Arrivato poco fa il racconto-denuncia a tinte forti di un padre cappuccino di origine polacca: soprusi e saccheggi di orde di briganti in una terra di nessuno dilaniata dalla guerra civile. E' urgente l'intervento umanitario per arginare lo sfacelo
Frate Robert Wnuk è un religioso polacco dell'ordine dei cappuccini, che si trova in missione a Bocaranga, villaggio nella Repubblica Centrafricana al confine con Ciad e Camerun. Nel paese africano è in atto una truce guerra civile in cui bande armate si contendono l'accesso alle ricche risorseminerarie del paese (oro, urani, diamanti) terrorizzando la popolazione, donne e bambini compresi.
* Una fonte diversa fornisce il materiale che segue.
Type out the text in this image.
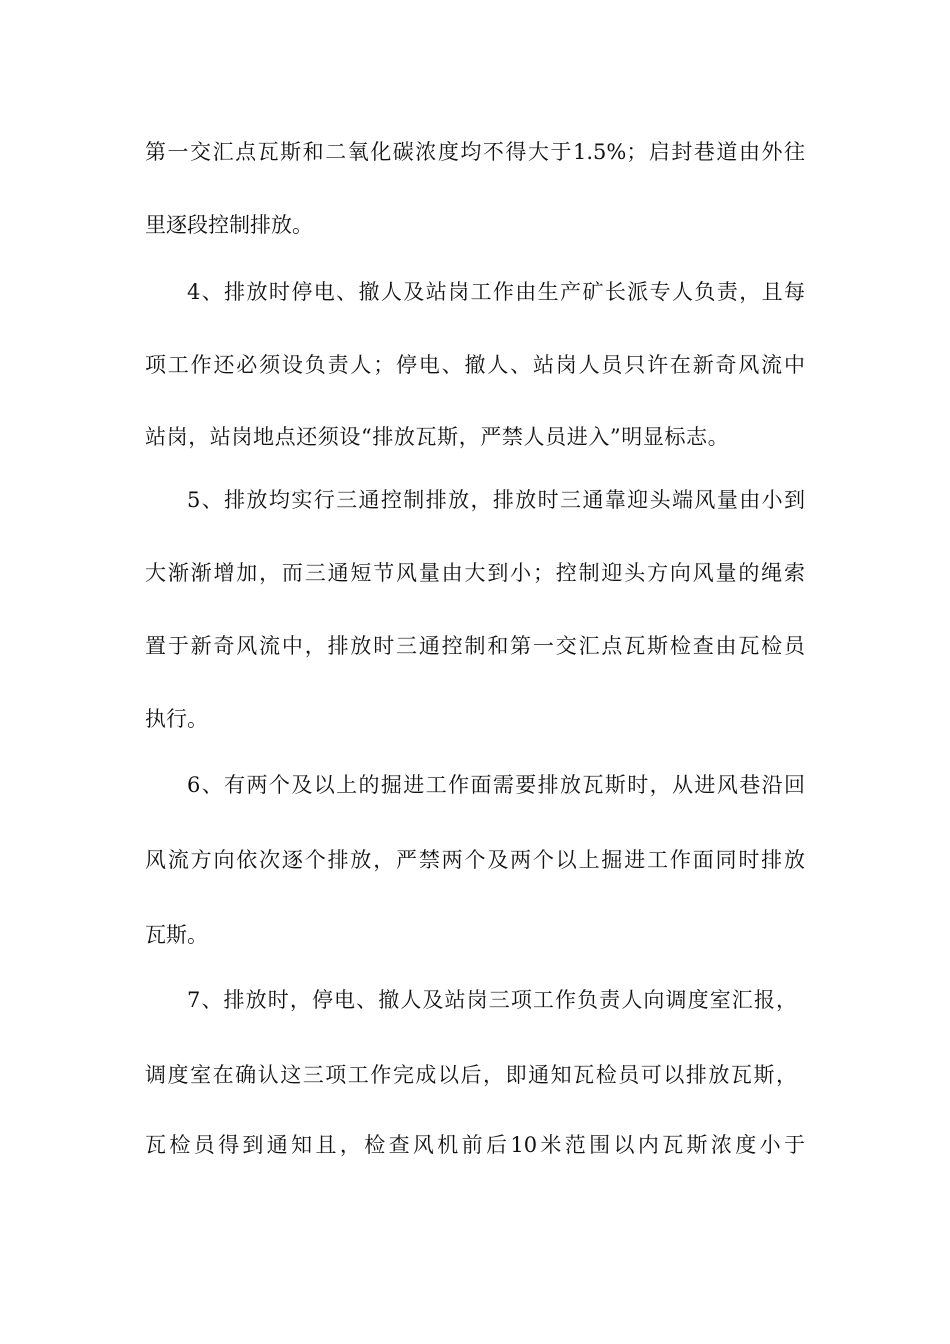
第一交汇点瓦斯和二氧化碳浓度均不得大于1.5%；启封巷道由外往
里逐段控制排放。
4、排放时停电、撤人及站岗工作由生产矿长派专人负责，且每
项工作还必须设负责人；停电、撤人、站岗人员只许在新奇风流中
站岗，站岗地点还须设“排放瓦斯，严禁人员进入”明显标志。
5、排放均实行三通控制排放，排放时三通靠迎头端风量由小到
大渐渐增加，而三通短节风量由大到小；控制迎头方向风量的绳索
置于新奇风流中，排放时三通控制和第一交汇点瓦斯检查由瓦检员
执行。
6、有两个及以上的掘进工作面需要排放瓦斯时，从进风巷沿回
风流方向依次逐个排放，严禁两个及两个以上掘进工作面同时排放
瓦斯。
7、排放时，停电、撤人及站岗三项工作负责人向调度室汇报，
调度室在确认这三项工作完成以后，即通知瓦检员可以排放瓦斯，
瓦检员得到通知且，检查风机前后10米范围以内瓦斯浓度小于
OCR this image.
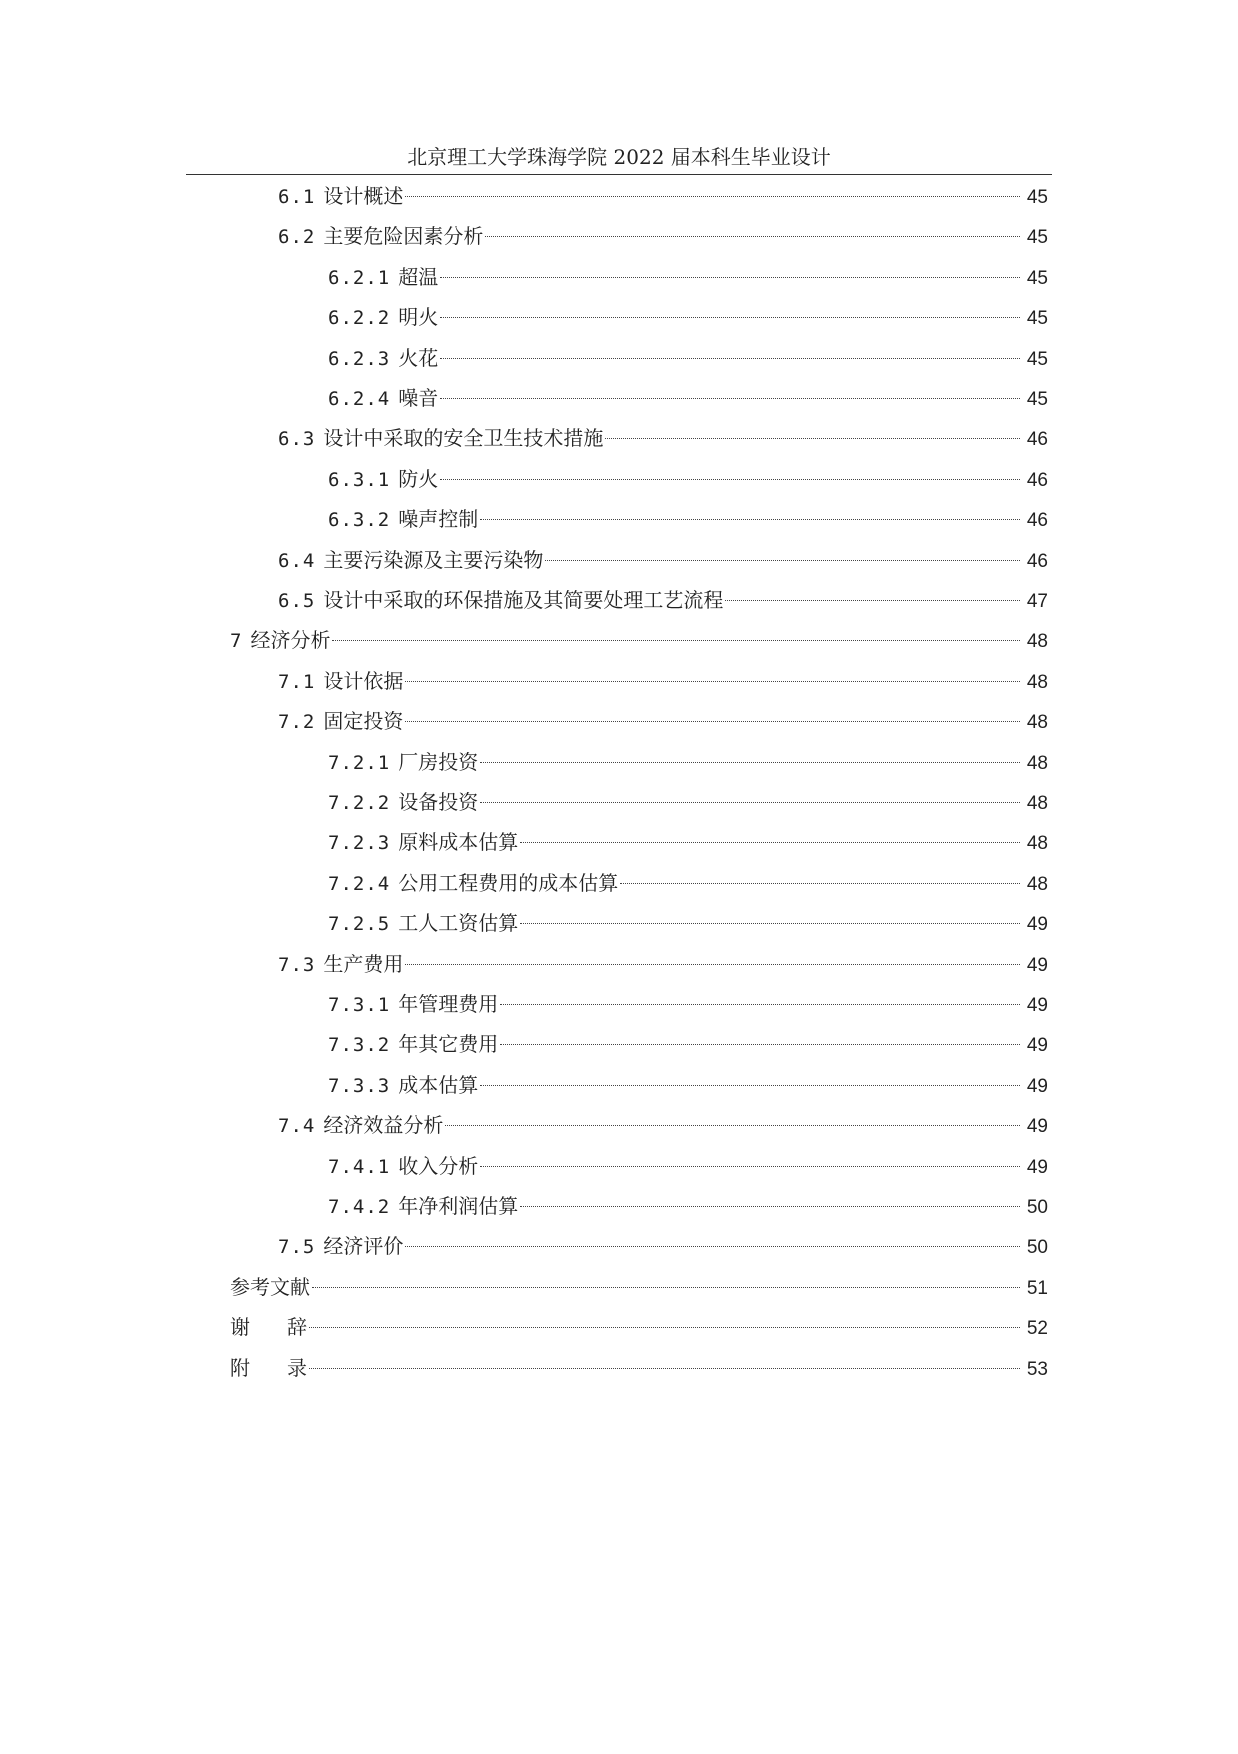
北京理工大学珠海学院 2022 届本科生毕业设计
6.1 设计概述	45
6.2 主要危险因素分析	45
6.2.1 超温	45
6.2.2 明火	45
6.2.3 火花	45
6.2.4 噪音	45
6.3 设计中采取的安全卫生技术措施	46
6.3.1 防火	46
6.3.2 噪声控制	46
6.4 主要污染源及主要污染物	46
6.5 设计中采取的环保措施及其简要处理工艺流程	47
7 经济分析	48
7.1 设计依据	48
7.2 固定投资	48
7.2.1 厂房投资	48
7.2.2 设备投资	48
7.2.3 原料成本估算	48
7.2.4 公用工程费用的成本估算	48
7.2.5 工人工资估算	49
7.3 生产费用	49
7.3.1 年管理费用	49
7.3.2 年其它费用	49
7.3.3 成本估算	49
7.4 经济效益分析	49
7.4.1 收入分析	49
7.4.2 年净利润估算	50
7.5 经济评价	50
参考文献	51
谢辞	52
附录	53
Le due fazioni, i seleka, musulmani, e gli anti-balaka ("anti-machete"), di ispirazione cristiana ma legati anche all'ex presidente deposto da un colpo di stato lo scorso anno, non esitano a usare la violenza su erosne disarmate e religiosi stessi: qui sotto il tragico racconto di Wnuk arrivato pochi giorni fa alla Fesmi, Federazione stampa missionaria, su quanto sta accadendo da quelle parti, senza che nessuno, per ora, riesca a porre fine a quelli che il frate definisce "i giorni dell'Apocalisse". ecco la sua testimonianza.
Una settimana fa gli Anti-Balaka hanno assalito i Seleka in Bocaranga. Il risultato è stato: la città liberata dalle mani dei ribelli, un po’ gioia e speranza. Più tardi è stato invece tristezza e ira, perché la città è diventata preda dei saccheggiatori e briganti. Hanno distrutto completamente alcuni quartieri, hanno bruciato alcune centinaia di case, quello che era il più bello è andato con il fumo. Oltre dieci persone ferite, tra cui bambini e donne, alcune persone morte (almeno tre Seleka, due anti-Balaka, sei civili). Accanto alla nostra casa, nella veranda, nelle sale parrocchiali, nel giardino passano le notti centinaia di persone.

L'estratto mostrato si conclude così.